Important developments today:
Treasuries fell before reports on jobs and manufacturing.
U.S. Manufacturing expands in January.
China’s manufacturing continued to grow at a sustained rate in January.
Treasuries fell before reports on jobs and manufacturing. U.S. Treasury debt prices dropped on Monday, declining for the first time in three days, as investors speculated that data on jobs (Fri.) and manufacturing (Mon.) this week are likely to show the U.S. economic turnaround is gaining traction. Analysts expect that any signs of a shift in demand by major foreign investors will keep market bearish. U.S. government bonds posted the worst returns in a decade last year in the wake of record debt sales, but posted strong gains last month amid growing concern that the economic recovery will slow. Yields on 10-year notes, which move inversely with prices, increased 3 basis points (bps) to 3.62%, while 30-year bond yields widened 1 bp to 4.5% today, according to BGCantor Market Data. Meanwhile, the difference between yields on 10-year notes and Treasury Inflation Protected Securities (or TIPS), a gauge of trader expectations for inflation, was 2.32%, versus the five-year average of 2.17%.

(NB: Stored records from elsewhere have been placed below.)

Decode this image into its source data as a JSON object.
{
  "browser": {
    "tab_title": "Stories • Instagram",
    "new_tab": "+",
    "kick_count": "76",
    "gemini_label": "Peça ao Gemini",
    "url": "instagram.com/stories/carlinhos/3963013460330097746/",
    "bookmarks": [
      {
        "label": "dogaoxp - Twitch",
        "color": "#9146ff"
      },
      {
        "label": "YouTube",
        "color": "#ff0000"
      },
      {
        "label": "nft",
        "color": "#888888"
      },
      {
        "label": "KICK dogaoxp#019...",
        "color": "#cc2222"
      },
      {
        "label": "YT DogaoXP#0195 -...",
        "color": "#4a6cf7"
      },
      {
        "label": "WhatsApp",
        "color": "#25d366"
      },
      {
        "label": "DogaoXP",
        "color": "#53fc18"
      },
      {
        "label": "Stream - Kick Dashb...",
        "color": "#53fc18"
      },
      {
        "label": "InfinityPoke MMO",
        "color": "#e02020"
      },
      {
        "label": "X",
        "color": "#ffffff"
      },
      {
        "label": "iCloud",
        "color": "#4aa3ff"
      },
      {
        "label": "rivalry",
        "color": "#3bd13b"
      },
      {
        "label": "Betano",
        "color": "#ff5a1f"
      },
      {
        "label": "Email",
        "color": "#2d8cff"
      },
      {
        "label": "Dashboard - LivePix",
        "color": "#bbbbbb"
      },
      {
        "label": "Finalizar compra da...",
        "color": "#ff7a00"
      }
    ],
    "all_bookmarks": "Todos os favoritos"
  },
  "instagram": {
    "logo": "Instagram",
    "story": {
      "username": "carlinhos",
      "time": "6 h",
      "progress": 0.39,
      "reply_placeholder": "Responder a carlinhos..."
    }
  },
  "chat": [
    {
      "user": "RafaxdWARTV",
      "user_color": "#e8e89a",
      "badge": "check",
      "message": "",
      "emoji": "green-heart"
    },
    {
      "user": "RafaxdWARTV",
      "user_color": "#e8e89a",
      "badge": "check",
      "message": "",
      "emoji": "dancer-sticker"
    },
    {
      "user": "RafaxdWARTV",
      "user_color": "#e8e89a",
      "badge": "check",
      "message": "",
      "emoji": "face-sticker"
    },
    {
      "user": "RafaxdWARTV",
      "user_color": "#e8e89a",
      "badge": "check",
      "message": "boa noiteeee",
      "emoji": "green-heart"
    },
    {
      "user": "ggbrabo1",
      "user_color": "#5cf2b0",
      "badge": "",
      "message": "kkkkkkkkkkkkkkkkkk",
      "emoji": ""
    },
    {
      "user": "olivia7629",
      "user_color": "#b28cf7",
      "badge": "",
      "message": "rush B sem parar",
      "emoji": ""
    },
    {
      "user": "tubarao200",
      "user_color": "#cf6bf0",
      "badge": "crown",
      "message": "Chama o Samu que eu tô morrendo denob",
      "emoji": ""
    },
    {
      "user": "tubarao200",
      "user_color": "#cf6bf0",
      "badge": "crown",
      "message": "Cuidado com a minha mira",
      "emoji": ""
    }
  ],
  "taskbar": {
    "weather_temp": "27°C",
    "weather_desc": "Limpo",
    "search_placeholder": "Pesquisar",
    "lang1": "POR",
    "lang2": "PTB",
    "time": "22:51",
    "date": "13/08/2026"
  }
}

Source: Institute of Supply Management
U.S. Manufacturing expands in January. The manufacturing sector showed signs of further expansion in January, as the Institute for Supply Management’s factory index rose to 58.4, the sixth straight monthly expansion which brought the index to the strongest level since August 2004. Factories have been stepping up production since mid-2009 to meet stimulus-led gains in demand, both domestic and external, as well as an increase in orders to replenish record cutbacks in inventory levels. The index for new orders at factory gates grew from 64.8 in December to 65.9 in January, with 13 of the total 18 industries reporting expansionary activity. The current report provides significant assurance that the manufacturing sector’s recovery is continuing to provide the foundation for a broader economic recovery.
In other news, U.S. consumer spending increased…Consumer spending by U.S. households rose for a third month in December, booking a 0.2% (m/m) increase in purchase following a larger-than-expected 0.7% (m/m) gain in November. At the same time, personal incomes rose 0.4% (m/m), leading to an increase in the savings rate, which rose to 4.8% from 4.5% in November. Consumer spending, which accounts for the majority of economic activity, contributed 2% to GDP growth in the last quarter, when the economy grew at an annualized pace of 5.7% according to latest estimates.
Among emerging markets:
In East Asia and Pacific, China’s manufacturing continued to grow at a sustained rate in January, for the third consecutive month according to the purchasing managers’ index released by HSBC Holdings Plc and Markit Economics. The seasonally-adjusted index rose to 57.4 in January from 56.1 in December. The government-backed Purchasing Managers’ index fell to a seasonally-adjusted 55.8 from 56.6 in December. Due to strong growth in manufacturing analysts expect the government to begin tightening in the coming months. China’s bank lending was cut to less than 1.1 trillion yuan last month as of January 28th, as Chinese banks recalled some loans.
In South Asia, India’s manufacturing output grew at the fastest pace in 17 months in January according to the Purchasing Managers Index compiled by HSBC Holdings Plc and Markit Economics which rose to 57.6 from 55.6 in December.
In Latin America and Caribbean, Peru’s consumer price inflation accelerated to 0.44 percent in January from the same month a year earlier.
In Central and Eastern Europe and the CIS, Russia’s economy contracted a record 7.9 percent in 2009, after expanding 5.6 percent in 2008, according to the State Statistics Service’s preliminary figures. Household spending contracted 8.1 percent last year, while net exports grew 58 percent. Fixed capital investment contracted 18.2 percent. The government expects the economy to expand 3.1 percent this year.